Vivimos en un mundo acelerado. El tiempo nos devora por lo vertiginoso que no nos da tiempo para nada. Por eso nos desanimamos con mucha frecuencia porque el futuro pareciera no existir. Todo hay que conseguirlo, disfrutarlo, padecerlo ya. No hay tiempo para reflexionar, la irracionalidad se apodera de nuestro ser dando paso a la emocionalidad que es bien manejada por quienes pretenden dominarnos, esclavizarnos sin importarles la calidad de vida, ni siquiera la existencia de los demás. Vivimos bajo el poder de la propaganda, de los miles de mensajes contradictorios de las redes y bajo los intereses de grupos económicos, sociales y políticos.
La libertad es casi una falacia en este escenario, de allí la importancia de aprender a cultivar el discernimiento, la capacidad de escoger y decidir por nosotros mismos. Hay que ser conscientes de que el cambio de época, la globalización de todo, de lo bueno y de lo malo, marca parámetros diferentes a los de décadas atrás. Mientras más se proclaman los derechos humanos a nivel universal y quedan escritos en proclamas y en leyes universales y locales, aumenta de forma exponencial la explotación del ser humano. Es el gatopardismo al que alude con frecuencia el Papa Francisco.
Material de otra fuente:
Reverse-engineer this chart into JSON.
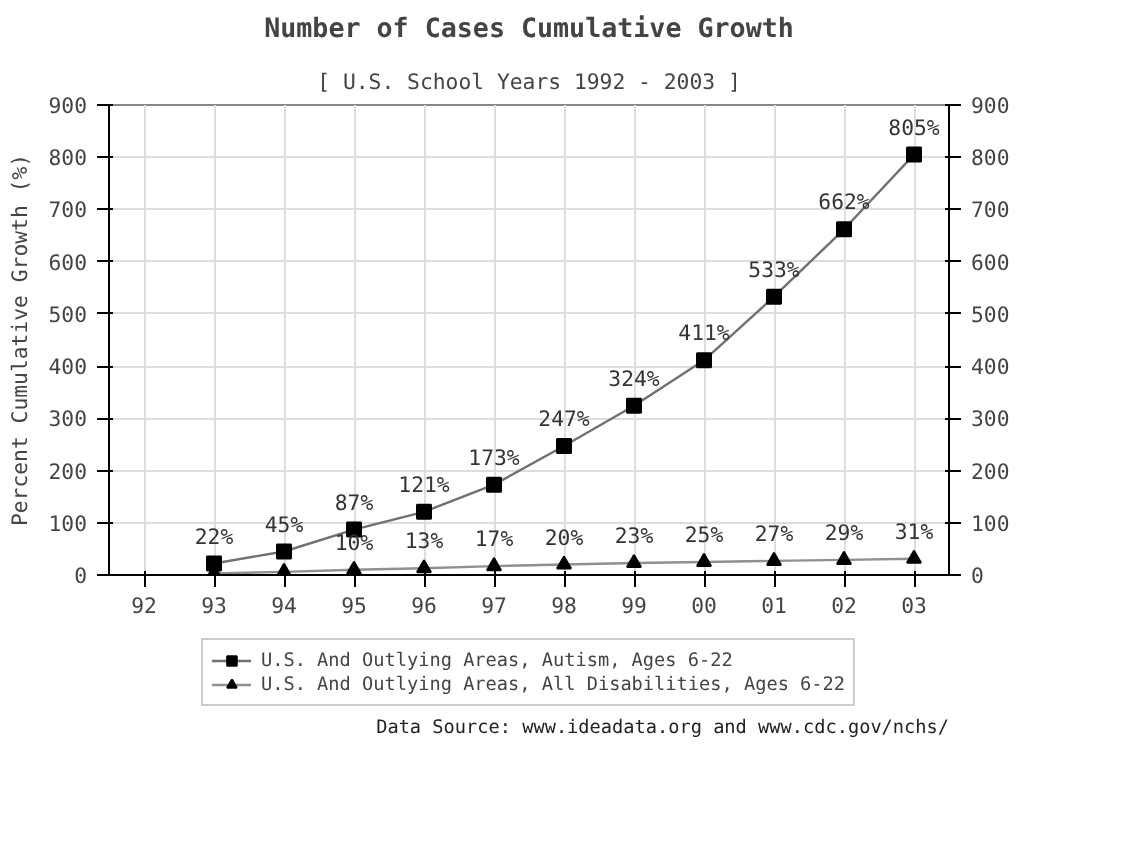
{
  "chart_data": {
    "type": "line",
    "title": "Number of Cases Cumulative Growth",
    "subtitle": "[ U.S. School Years 1992 - 2003 ]",
    "ylabel": "Percent Cumulative Growth (%)",
    "categories": [
      "92",
      "93",
      "94",
      "95",
      "96",
      "97",
      "98",
      "99",
      "00",
      "01",
      "02",
      "03"
    ],
    "series": [
      {
        "name": "U.S. And Outlying Areas, Autism, Ages 6-22",
        "color": "#707070",
        "marker": "square",
        "values": [
          null,
          22,
          45,
          87,
          121,
          173,
          247,
          324,
          411,
          533,
          662,
          805
        ],
        "value_labels": [
          null,
          "22%",
          "45%",
          "87%",
          "121%",
          "173%",
          "247%",
          "324%",
          "411%",
          "533%",
          "662%",
          "805%"
        ]
      },
      {
        "name": "U.S. And Outlying Areas, All Disabilities, Ages 6-22",
        "color": "#909090",
        "marker": "triangle",
        "values": [
          null,
          3,
          6,
          10,
          13,
          17,
          20,
          23,
          25,
          27,
          29,
          31
        ],
        "value_labels": [
          null,
          null,
          null,
          "10%",
          "13%",
          "17%",
          "20%",
          "23%",
          "25%",
          "27%",
          "29%",
          "31%"
        ]
      }
    ],
    "ylim": [
      0,
      900
    ],
    "yticks": [
      0,
      100,
      200,
      300,
      400,
      500,
      600,
      700,
      800,
      900
    ],
    "y2lim": [
      0,
      900
    ],
    "y2ticks": [
      0,
      100,
      200,
      300,
      400,
      500,
      600,
      700,
      800,
      900
    ],
    "grid": true,
    "legend": "bottom",
    "annotations": [
      "Data Source: www.ideadata.org and www.cdc.gov/nchs/"
    ]
  }
}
Cambiamos para que todo siga igual y con ello se quiere acallar la conciencia.
Ejemplos sobran en la cotidianidad de nuestro país, bajo la peor crisis de su historia. Se afirma que una gabarra se hundió en las inmediaciones de la península de Paria rumbo a las Antillas menores y que sus ocupantes perecieron en el mar. La desidia de las autoridades ha sido notoria tanto para salir a la exploración y rescate como para informar con veracidad. Pero hay sospecha fundada de que estamos ante el abominable crimen de la trata de personas. Muchachas engañadas o seducidas para el lucrativo negocio de la prostitución.
Existen dos países. Uno es la capital, mimada en lo posible, para que sea la ventana de un país donde hay escasez, pero no tanto. Se afirma que los males se deben exclusivamente a las sanciones como si en estos veinte años habíamos estado en el paraíso de la felicidad y todo es responsabilidad de otros. Pero basta con salir unos cuantos kilómetros de la capital para empezar a notar que la escasez es total. Escribo esta crónica desde Mérida donde el tráfico ha desaparecido porque las colas en las bombas de gasolina son kilométricas y hay que esperar hasta días para llenar el tanque. Mientras, no se puede trabajar, hay que esperar. El colmo es que bajo la mirada fantasmagórica de no se sabe quien todo se consigue pero a precios internacionales. Un dólar por litro y hasta dos. Es decir, en estos momentos, el combustible en la Venezuela interiorana es más caro que en cualquier otra parte del planeta.
Mientras, no hay tiempo sino para la supervivencia. Así se aplaca el interés real, mejor la necesidad de salir de este marasmo. Crece la indignación, se sigue yendo nuestra gente a cualquier parte fuera de nuestras fronteras, aumentan las personas con depresiones de todo tipo. Se mueren nuestros niños de mengua, y quienes se quedan sin afectos y sin el calor del cariño, tienen la tentación del suicidio o del echarse a morir lentamente.
La responsabilidad ciudadana y cristiana nos llama a ser protagonistas de nuestro presente y futuro. La esperanza se construye desde el asumir la cruz como camino de resurrección. No tenemos, no podemos tener, vocación de esclavos sumisos, sino de ciudadanos libres con la responsabilidad de sentir y acompañar a los otros con espíritu fraterno. Que el torbellino del tiempo no nos arrastre y nos devore, sino que se convierta en brisa sanadora para avizorar el futuro que soñamos.